Like the home mortgage interest deduction, charitable giving receives preferential treatment under current tax law allowing individuals to deduct donations to certain charities. While most do not itemize the deduction for full benefit, this encourages households to donate more of their income to charity than would otherwise be the case. NESARA advocates state that total philanthropy as a percentage of GDP has held steady at around 2% for at least two decades regardless of changes in income tax deductibility. Proponents claim this economic boost would strengthen charitable giving.

Black markets

Opponents argue that imposing a national retail sales tax could drive transactions underground, creating a vast black market. This effect can occur for two primary reasons:

  1. Under a retail sales tax system, the purchase of intermediate goods is not taxed, since those goods are supposed to be used to produce a final, retail good that will be fully taxed. Individuals and businesses may be able to manipulate the tax system by claiming that purchases are for intermediate goods, when in fact they are final purchases that should be taxed. At present, however, some business owners overstate business expenses or claim that expenses that are largely or solely personal are business expenses. No income tax would mean no business expense deduction.
  2. The second arises from the use of a retail sales tax rather than a value added tax (VAT). A VAT imposes a tax at every intermediate step of production, so the goods reach the final consumer with much of the tax already implicit in the price. Thus the retail seller has little incentive to conceal retail sales, since he has already paid much of the good's tax. Retailers are unlikely to subsidize the consumer's tax evasion by concealing sales. In contrast, a retailer has paid no tax on goods under a sales tax system. This provides an incentive for retailers to conceal sales and engage in "tax arbitrage" by sharing some of the illicit tax savings with the final consumer.
It is important to note that a VAT and a retail sales tax have no impact on who bears the tax burden. Rather, a VAT conceals most of that burden by distributing it along the value chain. Both tax structures distribute the tax burden between the consumer and producer depending on a specific product's supply and demand characteristics.

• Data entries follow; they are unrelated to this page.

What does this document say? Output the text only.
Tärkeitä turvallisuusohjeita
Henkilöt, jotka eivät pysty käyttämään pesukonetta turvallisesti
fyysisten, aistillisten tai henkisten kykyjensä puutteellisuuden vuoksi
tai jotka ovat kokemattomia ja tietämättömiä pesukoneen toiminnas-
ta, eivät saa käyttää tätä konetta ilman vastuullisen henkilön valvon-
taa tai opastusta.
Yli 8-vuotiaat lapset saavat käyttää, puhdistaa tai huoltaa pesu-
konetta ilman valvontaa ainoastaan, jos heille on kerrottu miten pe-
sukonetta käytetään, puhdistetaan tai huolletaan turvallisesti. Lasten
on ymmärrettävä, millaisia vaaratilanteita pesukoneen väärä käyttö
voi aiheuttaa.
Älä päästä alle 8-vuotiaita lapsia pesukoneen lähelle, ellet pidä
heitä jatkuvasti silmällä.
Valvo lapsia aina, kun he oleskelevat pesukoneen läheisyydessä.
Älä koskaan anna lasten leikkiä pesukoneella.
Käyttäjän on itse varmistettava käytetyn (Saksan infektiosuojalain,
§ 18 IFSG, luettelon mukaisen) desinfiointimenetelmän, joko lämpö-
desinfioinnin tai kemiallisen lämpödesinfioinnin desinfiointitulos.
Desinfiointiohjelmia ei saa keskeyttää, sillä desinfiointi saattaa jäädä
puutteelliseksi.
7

Proponents respond to the black market argument by pointing out that, whereas tax evasion under the current income tax system requires only one person (the payor) to lie on their tax forms, sales tax evasion under NESARA requires collusion of both the payor (the retail purchaser) and the payee (the retail seller).

Illegal immigration

The current system of taxation, in many cases, provides incentives for illegal immigrants and companies that employ them. It is estimated that approximately 5 million illegal immigrants are paid off the books in cash allowing employee and employer to avoid paying federal taxes estimated at $35 billion a year. Under NESARA, illegal immigrants would pay the national sales tax on non-necessity items allowing for partial collection of this lost revenue. Due to the NESARA burden, wage increases would be required for illegal immigrants to retain the same buying power. This would allow Americans to more effectively compete for jobs held by illegal immigrants.

Underground economy

Supporters state that underground or illegal economic activity is largely untaxed under the current tax system. Economists estimate that the underground economy in the United States exceeds $1 trillion annually. By imposing a sales tax, underground economic activity will be taxed when proceeds from such activity are spent on legal consumption. For example, the sale of illegal narcotics will remain untaxed, but drug dealers will face taxation when they use drug proceeds to buy consumer goods. By taxing this previously untaxed money, NESARA supporters state the underground economy will be paying what would otherwise be uncollected income taxes.

Notes

  • By redefining the common definition of currency as representing debt and not wealth, Dr. Barnard set out to design an engineered solution to believed inefficiencies in the fiscal policy, monetary policy, and monetary system of the United States; and NESARA is the solution to his final analysis .
  • NESARA proponents claim that if all provisions of the bill become law, the standard of living for Americans will double within 20 years.